Number 28 Row Number 30 Street is a Grade II listed building in the Cheshire West and Chester local planning authority area, England. First listed on 10 January 1989. Townhouse. 5 related planning applications.

Number 28 Row Number 30 Street

WRENN ID
tangled-mortar-sparrow
Grade
II
Local Planning Authority
Cheshire West and Chester
Country
England
Date first listed
10 January 1989
Type
Townhouse
Source
Historic England listing

Description

Number 30 Bridge Street and 28 Bridge Street Row West

This building comprises a former undercroft, Row and townhouse rebuilt around 1900 on the site of an earlier building known as The Harp and Crown public house. Historical records describe The Harp and Crown as being 'next to Common-Hall Lane' in 1751, and in 1707 Thomas Heath petitioned to 'build a shop in the Row before the Harp and Crown Inn'. Mid-19th century illustrations show an enclosed Row structure at this location.

In 1873, Chester architect John Douglas produced plans and designs for a new building here and recorded the earlier structure, which was notable for a large chamber on the Row stallboard next to Commonhall Street. Douglas (1830-1911) was prolific across the region and known for his 'Old English' style of half-timbered domestic work. Although these designs were not executed, more modest proposals, possibly by Douglas and Minshull (Douglas' partner from 1889), were approved in 1899 and built in 1900.

Prior to and after reconstruction, the building was at least partly occupied by The Grotto Public House, which by 1940 was known as The Grotto Hotel. By the later 1970s the undercroft and Row were used as shops, and in the 1980s the building became a branch of Liberty's of London. These later occupations involved a new shopfront and complete remodelling of the interior, with the exception of the cellars. The front to Bridge Street, featuring a carved bressumer above the Row opening with capitals that are slightly out of true, may in part be a reconstruction rather than entirely new work. It is unique for its period in central Chester in being no taller than the building it replaced. The structure is constructed of painted sandstone and brick, with timber framing and plaster panels, covered by a grey slate roof hipped to the south and to the rear.

The building is three storeys tall, including an undercroft and Row level, plus cellars beneath.

The undercroft features a street-level shopfront with stone piers and a 1980s doorway in an older recessed porch to the south, with double part-glazed doors, sidelights and a leaded overlight. There is a two-pane shop-window with leaded glazing above the transom and a similar window of one pane in the canted corner with Commonhall Street. Ten stone steps and one wooden step lead up to the Row at the south.

At Row level, the Row front displays turned wooden balusters and a moulded rail, stone piers with capitals carrying the third-storey bressumer, and a stone newel post at the head of the steps, all with roll-moulded arrises.
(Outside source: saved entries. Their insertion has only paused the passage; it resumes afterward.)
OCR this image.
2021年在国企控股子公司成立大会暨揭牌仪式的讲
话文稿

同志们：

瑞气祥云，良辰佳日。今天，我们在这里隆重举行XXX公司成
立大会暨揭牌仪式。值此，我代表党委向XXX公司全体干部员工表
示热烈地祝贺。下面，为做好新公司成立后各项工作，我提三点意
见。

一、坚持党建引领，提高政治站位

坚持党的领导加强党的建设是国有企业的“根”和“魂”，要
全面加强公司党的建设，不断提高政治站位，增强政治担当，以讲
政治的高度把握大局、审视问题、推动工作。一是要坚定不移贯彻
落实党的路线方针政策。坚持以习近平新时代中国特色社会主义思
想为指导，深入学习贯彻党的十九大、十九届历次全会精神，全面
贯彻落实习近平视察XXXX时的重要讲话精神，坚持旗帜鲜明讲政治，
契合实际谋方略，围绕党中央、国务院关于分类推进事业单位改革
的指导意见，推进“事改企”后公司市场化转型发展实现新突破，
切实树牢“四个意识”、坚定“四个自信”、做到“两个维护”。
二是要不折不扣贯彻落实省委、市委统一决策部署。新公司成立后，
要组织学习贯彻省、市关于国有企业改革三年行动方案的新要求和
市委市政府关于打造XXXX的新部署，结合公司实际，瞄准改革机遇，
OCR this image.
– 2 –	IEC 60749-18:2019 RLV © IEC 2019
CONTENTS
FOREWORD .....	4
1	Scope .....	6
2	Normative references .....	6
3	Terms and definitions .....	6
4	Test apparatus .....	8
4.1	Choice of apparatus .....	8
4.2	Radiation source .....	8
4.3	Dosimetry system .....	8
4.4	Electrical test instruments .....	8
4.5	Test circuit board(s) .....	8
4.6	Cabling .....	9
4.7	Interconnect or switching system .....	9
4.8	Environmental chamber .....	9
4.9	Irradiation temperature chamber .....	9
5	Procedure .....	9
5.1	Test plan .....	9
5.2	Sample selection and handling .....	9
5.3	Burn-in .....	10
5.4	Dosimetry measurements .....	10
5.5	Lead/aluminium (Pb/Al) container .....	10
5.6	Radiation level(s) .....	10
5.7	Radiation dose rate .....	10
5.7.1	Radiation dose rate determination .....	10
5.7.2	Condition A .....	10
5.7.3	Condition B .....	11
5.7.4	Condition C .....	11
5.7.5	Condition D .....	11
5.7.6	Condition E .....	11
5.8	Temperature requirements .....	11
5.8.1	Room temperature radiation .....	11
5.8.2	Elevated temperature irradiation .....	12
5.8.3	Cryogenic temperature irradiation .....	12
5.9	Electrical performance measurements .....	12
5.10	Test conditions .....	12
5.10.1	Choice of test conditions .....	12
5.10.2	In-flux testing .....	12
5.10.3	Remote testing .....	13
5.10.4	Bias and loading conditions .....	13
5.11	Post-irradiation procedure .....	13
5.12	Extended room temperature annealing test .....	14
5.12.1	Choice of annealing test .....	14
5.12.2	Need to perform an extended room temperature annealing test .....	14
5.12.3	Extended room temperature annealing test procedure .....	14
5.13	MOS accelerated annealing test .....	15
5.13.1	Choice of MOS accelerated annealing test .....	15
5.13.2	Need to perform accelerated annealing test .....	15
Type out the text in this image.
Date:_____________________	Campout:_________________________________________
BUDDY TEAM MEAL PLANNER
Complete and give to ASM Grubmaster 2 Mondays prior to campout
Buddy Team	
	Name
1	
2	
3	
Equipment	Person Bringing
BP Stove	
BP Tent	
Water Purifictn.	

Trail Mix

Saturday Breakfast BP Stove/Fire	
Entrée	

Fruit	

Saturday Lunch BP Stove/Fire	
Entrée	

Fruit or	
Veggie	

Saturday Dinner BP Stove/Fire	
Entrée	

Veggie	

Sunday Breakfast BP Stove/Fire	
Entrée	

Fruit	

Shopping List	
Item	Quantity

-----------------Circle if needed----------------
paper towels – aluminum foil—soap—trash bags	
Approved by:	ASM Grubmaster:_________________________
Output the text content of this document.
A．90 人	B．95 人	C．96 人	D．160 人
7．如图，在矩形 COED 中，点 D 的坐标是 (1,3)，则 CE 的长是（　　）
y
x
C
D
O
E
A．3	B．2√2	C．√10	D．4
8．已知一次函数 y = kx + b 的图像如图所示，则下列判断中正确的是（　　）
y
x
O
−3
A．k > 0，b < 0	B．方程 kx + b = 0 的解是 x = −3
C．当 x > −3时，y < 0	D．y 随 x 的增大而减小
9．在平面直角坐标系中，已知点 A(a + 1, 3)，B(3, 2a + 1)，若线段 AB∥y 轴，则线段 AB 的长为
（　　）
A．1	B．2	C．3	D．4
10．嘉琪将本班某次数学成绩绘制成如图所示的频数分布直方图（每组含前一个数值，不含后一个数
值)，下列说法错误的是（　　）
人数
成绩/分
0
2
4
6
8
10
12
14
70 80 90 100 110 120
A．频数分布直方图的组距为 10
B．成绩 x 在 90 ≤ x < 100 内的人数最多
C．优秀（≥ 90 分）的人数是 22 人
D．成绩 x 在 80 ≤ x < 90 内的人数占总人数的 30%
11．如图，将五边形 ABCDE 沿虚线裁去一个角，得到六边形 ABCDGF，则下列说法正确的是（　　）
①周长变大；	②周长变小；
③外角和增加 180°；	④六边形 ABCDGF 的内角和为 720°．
The stallboard, measuring 2 metres from front to back, formerly had an enclosed northern bay used as a barber's shop. The Row walk is boarded. The shopfront to the rear of the Row walk is of black-painted brickwork with double doors and shop-windows, similar to those at street level. An S-shaped flight of steps, replaced in concrete, leads to Commonhall Street, and to the north a 1970s concrete footbridge provides access to the adjacent Row (number 26 Bridge Street Row West). The ceiling above the Row and stallboard is plastered. A tall, shaped bracket supports the jettied third storey at the corner.

The northern part of the timber-framed third storey has a jettied front gable, similar to the previous building on this site. The panels beneath and to the sides of the windows in the front gable are shaped. There are two three-light casement windows in the gabled section and one in the southern bay. The gable has slightly curved herringbone gable struts, bargeboards and a finial, with a ridge chimney.

The face to Commonhall Street behind the Row steps is painted brick up to the bottom of the Row level and timber-framed above with S-curved braces. The informal window-pattern includes a curved oriel.

The cellar probably dates in its present form from 1900. There are no visible features from before the 1970s in the upper storeys.